Suntheanine is a natural amino acid that can be found in green tea leaves. It is a natural sleeping aid that increases alpha brain waves, thus, reduces anxiety, improves sleep quality and enhances general wellbeing. Both these ingredients are recognized as safe by the FDA. 

6. Pink noise

Pink noise is random low frequency noises that can help improve deep sleep and even lead to better memory retention. A fan or an air purifier for their background noise as well as temperature control and purified air. There are also sound machines that feature pink noise that help you sleep. 

7. Exercise

Studies have shown that regular exercise helps with sleep quality. 20 to 30 minutes of exercise a day can help reduce stress and help you to feel good. Do keep in mind not to do strenuous exercise too close to bedtime as this can energize you and encroach on your bedtime routine. 

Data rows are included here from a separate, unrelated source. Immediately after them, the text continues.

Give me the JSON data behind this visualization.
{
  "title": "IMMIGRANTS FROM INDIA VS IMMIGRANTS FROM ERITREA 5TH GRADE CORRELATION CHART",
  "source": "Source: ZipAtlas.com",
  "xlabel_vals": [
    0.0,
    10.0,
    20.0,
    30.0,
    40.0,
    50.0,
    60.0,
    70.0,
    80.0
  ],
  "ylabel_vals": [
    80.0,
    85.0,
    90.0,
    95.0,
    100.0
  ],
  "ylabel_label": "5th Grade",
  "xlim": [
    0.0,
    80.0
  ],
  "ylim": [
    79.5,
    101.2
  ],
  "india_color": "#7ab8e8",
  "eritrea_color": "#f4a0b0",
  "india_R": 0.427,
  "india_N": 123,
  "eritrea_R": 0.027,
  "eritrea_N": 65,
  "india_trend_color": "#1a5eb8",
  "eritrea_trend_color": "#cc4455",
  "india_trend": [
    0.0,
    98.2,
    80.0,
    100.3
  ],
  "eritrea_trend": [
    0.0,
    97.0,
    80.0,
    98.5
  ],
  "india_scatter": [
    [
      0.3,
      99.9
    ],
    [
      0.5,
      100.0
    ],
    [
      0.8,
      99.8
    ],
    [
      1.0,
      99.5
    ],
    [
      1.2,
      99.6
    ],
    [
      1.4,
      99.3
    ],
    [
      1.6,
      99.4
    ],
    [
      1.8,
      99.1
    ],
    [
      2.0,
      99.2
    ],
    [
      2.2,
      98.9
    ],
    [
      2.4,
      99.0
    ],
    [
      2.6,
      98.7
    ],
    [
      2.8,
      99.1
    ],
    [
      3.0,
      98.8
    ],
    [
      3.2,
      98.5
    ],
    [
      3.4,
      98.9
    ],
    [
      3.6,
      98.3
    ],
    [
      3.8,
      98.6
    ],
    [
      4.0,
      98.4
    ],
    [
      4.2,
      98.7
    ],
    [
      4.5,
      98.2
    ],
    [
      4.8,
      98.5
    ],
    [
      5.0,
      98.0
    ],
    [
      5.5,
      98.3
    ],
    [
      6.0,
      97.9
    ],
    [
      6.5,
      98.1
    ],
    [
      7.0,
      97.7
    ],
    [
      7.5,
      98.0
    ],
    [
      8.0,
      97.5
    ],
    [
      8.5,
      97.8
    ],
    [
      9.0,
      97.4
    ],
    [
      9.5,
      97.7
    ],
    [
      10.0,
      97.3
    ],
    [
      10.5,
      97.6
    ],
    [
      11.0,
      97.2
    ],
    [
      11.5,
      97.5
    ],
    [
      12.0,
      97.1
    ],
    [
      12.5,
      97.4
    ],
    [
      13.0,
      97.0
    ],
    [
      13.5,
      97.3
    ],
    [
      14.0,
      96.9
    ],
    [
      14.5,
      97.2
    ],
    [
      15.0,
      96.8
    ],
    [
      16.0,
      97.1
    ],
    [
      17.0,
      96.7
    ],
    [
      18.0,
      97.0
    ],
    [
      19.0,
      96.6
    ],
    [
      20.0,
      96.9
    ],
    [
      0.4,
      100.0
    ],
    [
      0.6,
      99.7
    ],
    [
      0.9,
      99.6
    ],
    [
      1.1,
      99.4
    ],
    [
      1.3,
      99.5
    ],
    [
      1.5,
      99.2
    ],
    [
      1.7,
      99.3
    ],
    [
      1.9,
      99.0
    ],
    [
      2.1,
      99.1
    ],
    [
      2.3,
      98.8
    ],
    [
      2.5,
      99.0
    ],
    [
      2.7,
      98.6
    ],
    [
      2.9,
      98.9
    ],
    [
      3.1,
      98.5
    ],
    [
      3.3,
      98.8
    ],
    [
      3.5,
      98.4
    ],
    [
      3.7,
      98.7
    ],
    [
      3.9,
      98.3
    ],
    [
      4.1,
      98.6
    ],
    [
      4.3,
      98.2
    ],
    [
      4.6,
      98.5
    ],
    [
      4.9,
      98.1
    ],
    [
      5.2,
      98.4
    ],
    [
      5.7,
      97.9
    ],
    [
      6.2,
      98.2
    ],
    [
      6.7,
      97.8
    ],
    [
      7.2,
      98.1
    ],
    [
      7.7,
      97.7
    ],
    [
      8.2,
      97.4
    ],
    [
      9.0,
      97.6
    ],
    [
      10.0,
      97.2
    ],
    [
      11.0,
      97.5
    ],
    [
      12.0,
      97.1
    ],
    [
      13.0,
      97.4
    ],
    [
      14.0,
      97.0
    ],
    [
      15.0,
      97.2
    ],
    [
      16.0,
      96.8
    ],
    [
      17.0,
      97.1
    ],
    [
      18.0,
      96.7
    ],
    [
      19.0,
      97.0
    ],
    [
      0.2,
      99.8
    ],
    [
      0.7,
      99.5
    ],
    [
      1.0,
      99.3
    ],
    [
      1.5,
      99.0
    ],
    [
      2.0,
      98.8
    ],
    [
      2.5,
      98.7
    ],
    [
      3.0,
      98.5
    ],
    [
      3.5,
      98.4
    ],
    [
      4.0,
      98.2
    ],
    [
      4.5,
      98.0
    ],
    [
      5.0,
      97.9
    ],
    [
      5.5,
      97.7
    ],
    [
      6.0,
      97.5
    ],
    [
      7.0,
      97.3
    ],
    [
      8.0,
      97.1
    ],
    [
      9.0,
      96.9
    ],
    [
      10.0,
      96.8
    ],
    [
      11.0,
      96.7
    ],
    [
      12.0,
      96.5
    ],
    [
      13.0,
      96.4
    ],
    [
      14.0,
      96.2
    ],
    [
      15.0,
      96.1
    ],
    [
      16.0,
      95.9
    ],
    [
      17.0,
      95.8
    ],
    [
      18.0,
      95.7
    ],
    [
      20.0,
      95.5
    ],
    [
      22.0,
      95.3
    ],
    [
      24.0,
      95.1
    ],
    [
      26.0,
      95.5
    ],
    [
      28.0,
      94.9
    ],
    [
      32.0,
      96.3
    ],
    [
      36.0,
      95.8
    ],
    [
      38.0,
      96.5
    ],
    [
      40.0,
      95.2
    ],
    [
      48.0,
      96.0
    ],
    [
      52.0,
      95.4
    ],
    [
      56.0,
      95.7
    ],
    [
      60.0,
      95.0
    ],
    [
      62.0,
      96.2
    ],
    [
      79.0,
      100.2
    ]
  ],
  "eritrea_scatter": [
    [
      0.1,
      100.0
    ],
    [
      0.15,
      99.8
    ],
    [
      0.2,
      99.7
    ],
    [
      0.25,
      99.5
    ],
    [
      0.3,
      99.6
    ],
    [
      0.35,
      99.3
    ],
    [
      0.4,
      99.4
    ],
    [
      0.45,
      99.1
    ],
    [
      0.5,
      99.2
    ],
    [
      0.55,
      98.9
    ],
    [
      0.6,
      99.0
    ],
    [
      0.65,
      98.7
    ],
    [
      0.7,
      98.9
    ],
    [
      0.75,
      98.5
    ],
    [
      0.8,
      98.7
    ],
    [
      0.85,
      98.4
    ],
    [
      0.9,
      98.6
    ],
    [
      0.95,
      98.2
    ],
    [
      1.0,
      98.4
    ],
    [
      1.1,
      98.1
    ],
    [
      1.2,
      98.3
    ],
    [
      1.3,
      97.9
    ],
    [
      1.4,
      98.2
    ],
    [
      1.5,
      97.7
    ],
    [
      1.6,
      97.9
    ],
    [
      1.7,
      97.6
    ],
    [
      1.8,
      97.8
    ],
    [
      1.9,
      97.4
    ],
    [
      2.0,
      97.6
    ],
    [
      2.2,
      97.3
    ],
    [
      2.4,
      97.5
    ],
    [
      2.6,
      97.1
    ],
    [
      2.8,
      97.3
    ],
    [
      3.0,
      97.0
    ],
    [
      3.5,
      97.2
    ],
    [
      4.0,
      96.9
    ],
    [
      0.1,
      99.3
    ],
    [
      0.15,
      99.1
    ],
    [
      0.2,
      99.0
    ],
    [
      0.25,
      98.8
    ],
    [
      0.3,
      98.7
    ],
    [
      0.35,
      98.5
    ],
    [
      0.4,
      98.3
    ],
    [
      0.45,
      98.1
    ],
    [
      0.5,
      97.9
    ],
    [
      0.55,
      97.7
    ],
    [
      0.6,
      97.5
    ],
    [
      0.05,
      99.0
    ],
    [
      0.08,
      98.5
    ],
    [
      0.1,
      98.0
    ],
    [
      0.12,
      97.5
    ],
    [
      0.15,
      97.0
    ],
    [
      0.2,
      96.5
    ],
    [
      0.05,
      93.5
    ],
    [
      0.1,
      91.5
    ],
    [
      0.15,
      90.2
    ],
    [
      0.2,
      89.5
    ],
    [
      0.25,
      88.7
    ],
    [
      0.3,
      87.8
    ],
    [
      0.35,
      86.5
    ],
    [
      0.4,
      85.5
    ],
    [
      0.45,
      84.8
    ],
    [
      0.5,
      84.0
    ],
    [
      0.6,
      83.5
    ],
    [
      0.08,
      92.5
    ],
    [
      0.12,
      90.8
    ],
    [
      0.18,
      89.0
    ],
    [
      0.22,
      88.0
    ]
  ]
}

Certain forms of Yoga as well as meditation are also known to improve overall sleep quality in people. 

8. Hypnosis

If you are really having trouble falling asleep or staying asleep, audio recordings with hypnotic suggestions promoting sleep may help your sleep quality. Ensure that you turn it off just before you drift off to set a timer to do the job. You don’t want the sounds to disrupt your sleep once you’ve nodded off. 


Slow wave sleep, or deep sleep, is important for our bodies. Lack of it can result in grave health consequences. 

As such, it is recommended that you have enough rest each night. Do get professional help if you find that you are still fatigued and tired all the time even after doing all that you can to improve your sleep quality.